Il fut réveillé par un groupe assez bruyant qui paraissait avoir choisi l’aplomb de sa fenêtre comme point de ralliement. Les hommes avaient des voix de basse et les femmes piaillaient sur un registre aigu tout à fait désagréable. Il lui sembla que c’étaient là des personnes âgées.
Sa montre indiquait 9 h 30 ; il n’avait que le temps d’aller prendre son petit-déjeuner car le réceptionniste lui avait indiqué qu’on le servait seulement jusqu’à 10 h 00. Ayant dormi tout habillé en travers du lit, il ne lui restait qu’à se passer un gant d’eau froide sur le visage et se donner un coup de peigne. Il prendrait sa douche et se changerait en revenant. C’était une chance car il avait horreur d’être bousculé de bon matin.
Ce réveil tardif était la conséquence de la perte de son téléphone portable. Ce dernier était en effet programmé pour chaque jour de la semaine.
Le groupe du troisième âge n’était plus devant sa porte lorsqu’il était sorti de la chambre. Par chance, il n’était pas non plus dans la salle du petit-déjeuner mais il y avait manifestement passé un certain temps à en juger par la razzia opérée sur le buffet installé contre le mur du fond. C’était un phénomène auquel Frank était habitué : les vieux s’empiffrent à bouchées doubles ou triples, comme s’ils étaient pressés par le temps qu’il leur reste. Il y avait là une forme d’égoïsme qu’il ne supportait pas ; cette génération qui avait passé son temps à faire la leçon à la sienne pour finir par se comporter de façon plus détestable encore que celle qu’elle dénonçait alors. Ce n’était plus – ou très peu – les enfants affamés de la guerre, mais davantage les rejetons de la liberté individuelle et du manque de solidarité. Dans les restaurants ou les hôtels qu’il fréquentait tout au long de l’année Frank les avait bien observés, au point de les comparer à des vols de sauterelles dévastant les récoltes sur leur passage. Là où il était écrit « Buffet à volonté », ils lisaient « Pillage autorisé ». Un grand gâchis, à en juger par ce qui restait dans les assiettes pour nourrir la poubelle. On était bien loin de leur antienne favorite du temps où lui était enfant : « fini ton assiette ; pense aux petits chinois qui n’ont rien ! »
Il restait une table à côté de la baie vitrée, dressée pour une personne. Peut-être était-il le dernier client attendu pour la matinée ? Il fut surpris par la nappe et la serviette en tissu blanc immaculé et empesé, ainsi que par l’atmosphère générale de la salle. On était loin du « coupe-gorge » qu’il avait imaginé la veille, même si les réserves sur le confort de la chambre restaient valables.
— Bonjour, Monsieur Leishman, avez-vous passé une bonne nuit malgré l’orage ?

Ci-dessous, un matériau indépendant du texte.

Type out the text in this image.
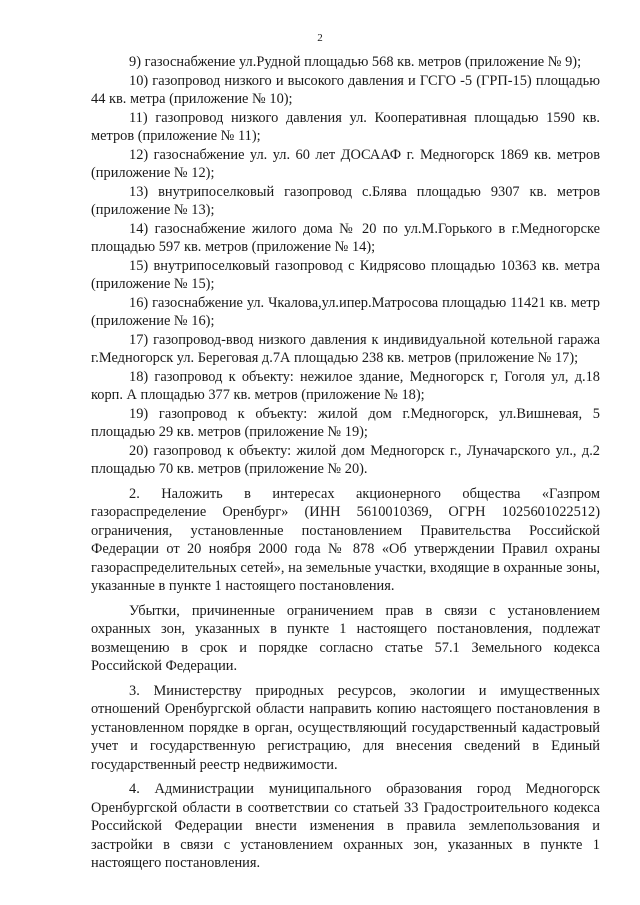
2

9) газоснабжение ул.Рудной площадью 568 кв. метров (приложение № 9);

10) газопровод низкого и высокого давления и ГСГО -5 (ГРП-15) площадью 44 кв. метра (приложение № 10);

11) газопровод низкого давления ул. Кооперативная площадью 1590 кв. метров (приложение № 11);

12) газоснабжение ул. ул. 60 лет ДОСААФ г. Медногорск 1869 кв. метров (приложение № 12);

13) внутрипоселковый газопровод с.Блява площадью 9307 кв. метров (приложение № 13);

14) газоснабжение жилого дома № 20 по ул.М.Горького в г.Медногорске площадью 597 кв. метров (приложение № 14);

15) внутрипоселковый газопровод с Кидрясово площадью 10363 кв. метра (приложение № 15);

16) газоснабжение ул. Чкалова,ул.ипер.Матросова площадью 11421 кв. метр (приложение № 16);

17) газопровод-ввод низкого давления к индивидуальной котельной гаража г.Медногорск ул. Береговая д.7А площадью 238 кв. метров (приложение № 17);

18) газопровод к объекту: нежилое здание, Медногорск г, Гоголя ул, д.18 корп. А площадью 377 кв. метров (приложение № 18);

19) газопровод к объекту: жилой дом г.Медногорск, ул.Вишневая, 5 площадью 29 кв. метров (приложение № 19);

20) газопровод к объекту: жилой дом Медногорск г., Луначарского ул., д.2 площадью 70 кв. метров (приложение № 20).

2. Наложить в интересах акционерного общества «Газпром газораспределение Оренбург» (ИНН 5610010369, ОГРН 1025601022512) ограничения, установленные постановлением Правительства Российской Федерации от 20 ноября 2000 года № 878 «Об утверждении Правил охраны газораспределительных сетей», на земельные участки, входящие в охранные зоны, указанные в пункте 1 настоящего постановления.

Убытки, причиненные ограничением прав в связи с установлением охранных зон, указанных в пункте 1 настоящего постановления, подлежат возмещению в срок и порядке согласно статье 57.1 Земельного кодекса Российской Федерации.

3. Министерству природных ресурсов, экологии и имущественных отношений Оренбургской области направить копию настоящего постановления в установленном порядке в орган, осуществляющий государственный кадастровый учет и государственную регистрацию, для внесения сведений в Единый государственный реестр недвижимости.

4. Администрации муниципального образования город Медногорск Оренбургской области в соответствии со статьей 33 Градостроительного кодекса Российской Федерации внести изменения в правила землепользования и застройки в связи с установлением охранных зон, указанных в пункте 1 настоящего постановления.
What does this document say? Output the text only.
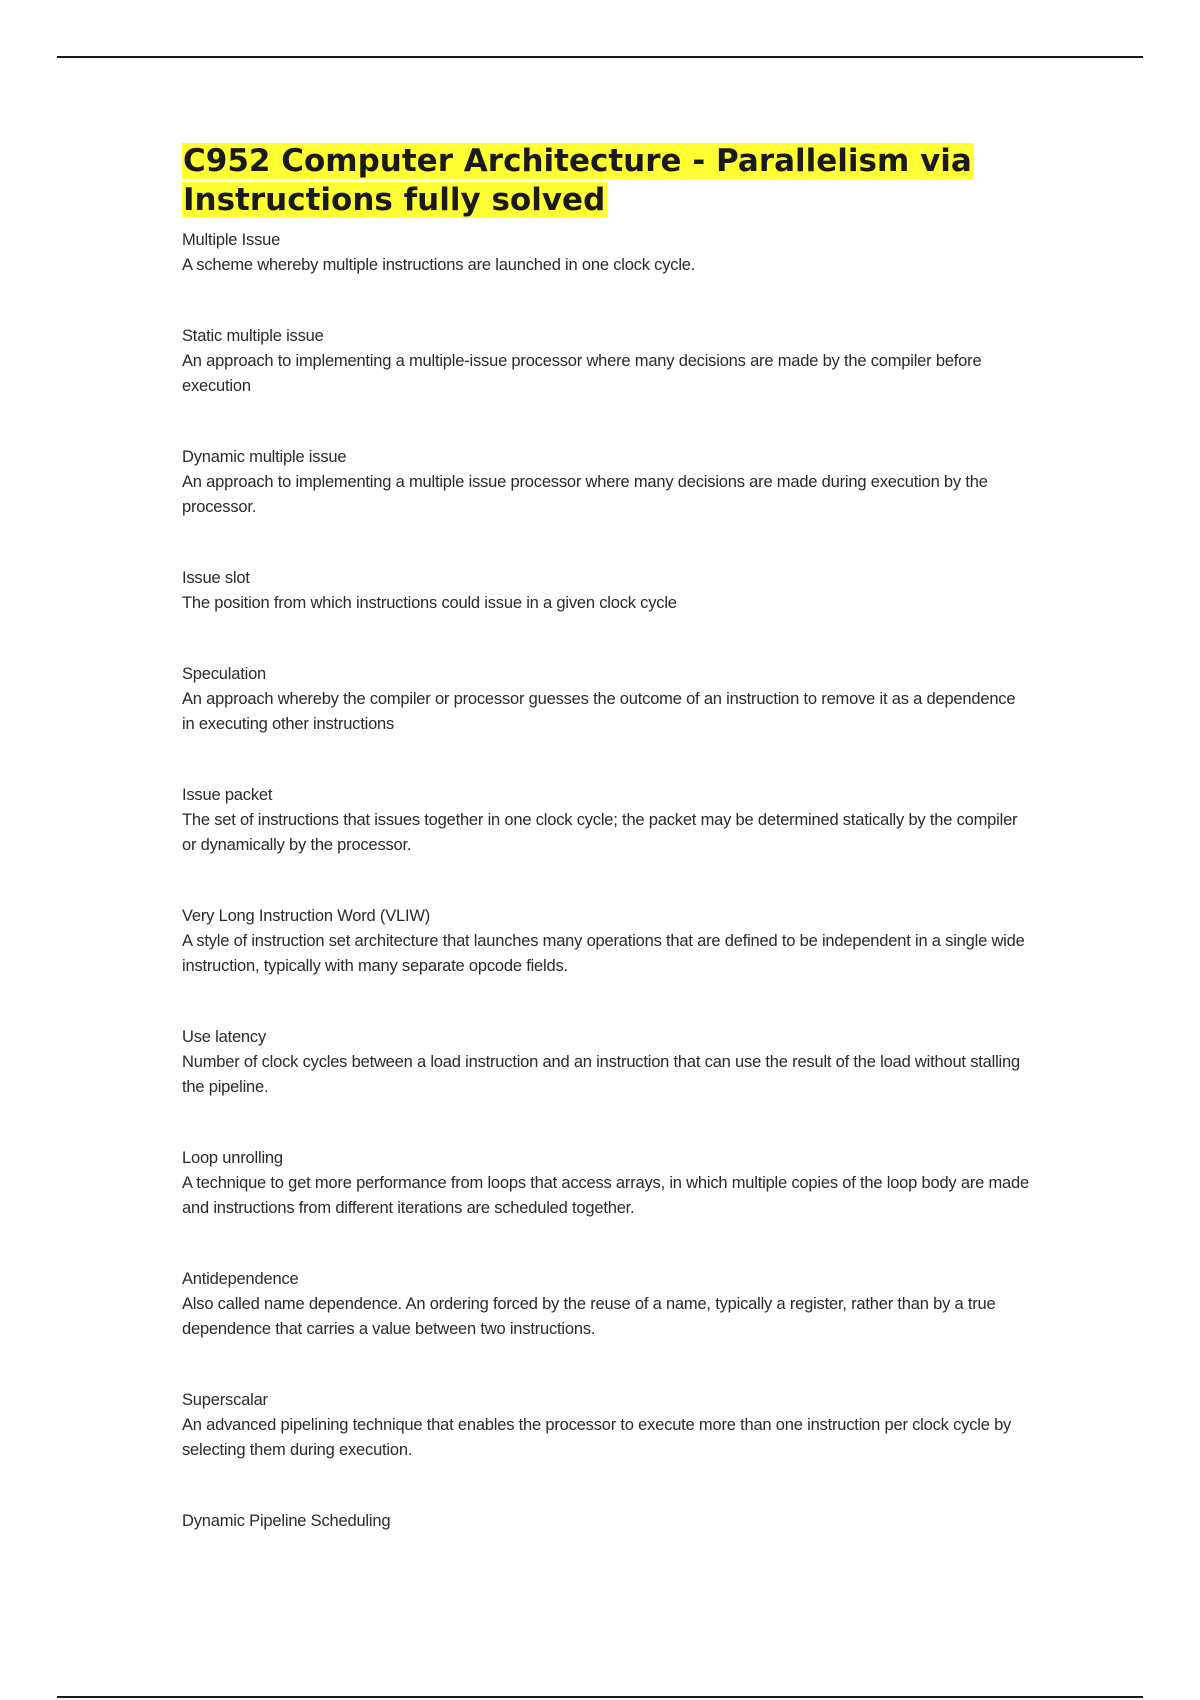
C952 Computer Architecture - Parallelism via Instructions fully solved

Multiple Issue

A scheme whereby multiple instructions are launched in one clock cycle.

Static multiple issue

An approach to implementing a multiple-issue processor where many decisions are made by the compiler before execution

Dynamic multiple issue

An approach to implementing a multiple issue processor where many decisions are made during execution by the processor.

Issue slot

The position from which instructions could issue in a given clock cycle

Speculation

An approach whereby the compiler or processor guesses the outcome of an instruction to remove it as a dependence in executing other instructions

Issue packet

The set of instructions that issues together in one clock cycle; the packet may be determined statically by the compiler or dynamically by the processor.

Very Long Instruction Word (VLIW)

A style of instruction set architecture that launches many operations that are defined to be independent in a single wide instruction, typically with many separate opcode fields.

Use latency

Number of clock cycles between a load instruction and an instruction that can use the result of the load without stalling the pipeline.

Loop unrolling

A technique to get more performance from loops that access arrays, in which multiple copies of the loop body are made and instructions from different iterations are scheduled together.

Antidependence

Also called name dependence. An ordering forced by the reuse of a name, typically a register, rather than by a true dependence that carries a value between two instructions.

Superscalar

An advanced pipelining technique that enables the processor to execute more than one instruction per clock cycle by selecting them during execution.

Dynamic Pipeline Scheduling
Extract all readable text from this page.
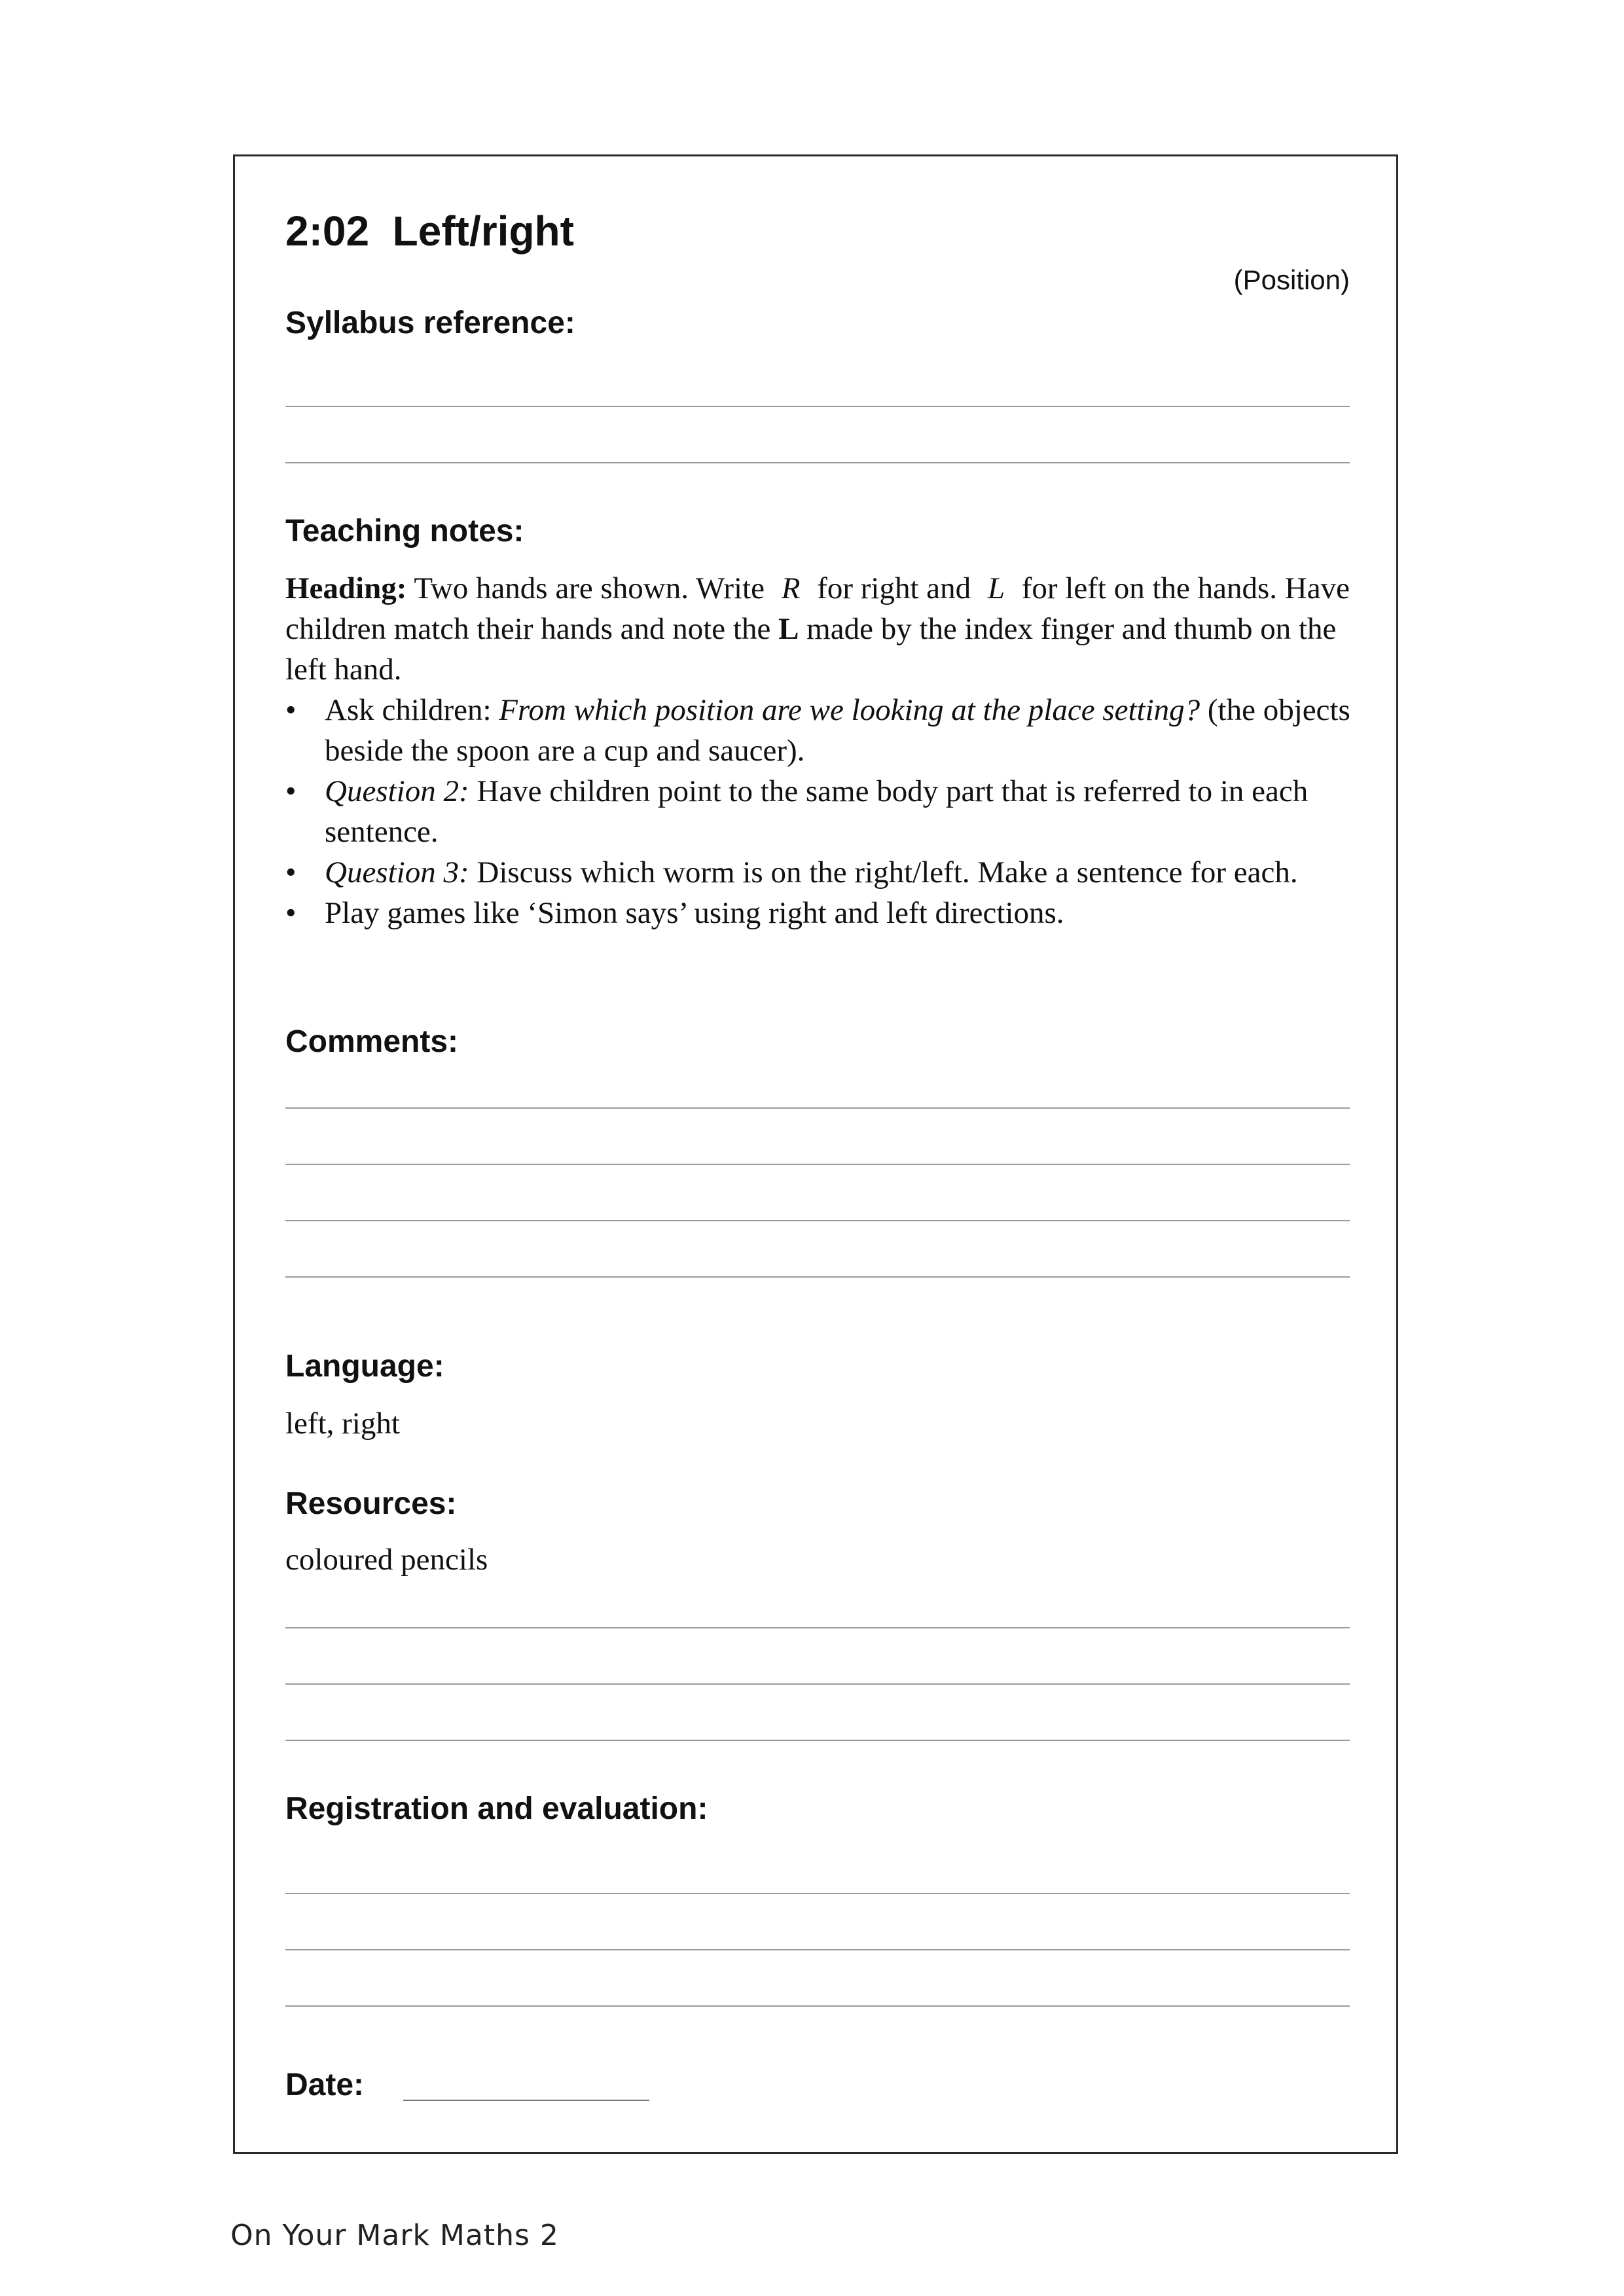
2:02  Left/right
(Position)
Syllabus reference:
Teaching notes:

Heading: Two hands are shown. Write R for right and L for left on the hands. Have children match their hands and note the L made by the index finger and thumb on the left hand.

• Ask children: From which position are we looking at the place setting? (the objects beside the spoon are a cup and saucer).
• Question 2: Have children point to the same body part that is referred to in each sentence.
• Question 3: Discuss which worm is on the right/left. Make a sentence for each.
• Play games like ‘Simon says’ using right and left directions.
Comments:
Language:
left, right
Resources:
coloured pencils
Registration and evaluation:
Date:
On Your Mark Maths 2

Le réceptionniste qui l’avait enregistré se tenait devant lui avec un franc sourire. Parler de la furie des éléments était habile, cela évitait de s’enquérir du ressenti du client sur la chambre.
— Merveilleusement ! J’en avais besoin et d’ailleurs j’ai failli manquer le petit-déjeuner, répondit-il en souriant.
C’était sincère. Il avait dormi d’un sommeil de plomb, sans rêve, sans s’obstiner à chercher à retrouver l’endroit où il avait égaré son smartphone comme il l’avait craint. Pas plus qu’il n’avait été hanté par l’atmosphère négative du lieu, telle qu’il l’avait ressentie en prenant possession de la chambre. Une crainte supplémentaire avait été de savoir que passé vingt-deux heures il n’y aurait plus de personnel dans l’établissement et qu’en cas de problème il faudrait appeler le portable dont le numéro se trouvait scotché sur le combiné du téléphone posé sur sa table de chevet, dont il n’avait pas eu la présence d’esprit de vérifier le bon fonctionnement.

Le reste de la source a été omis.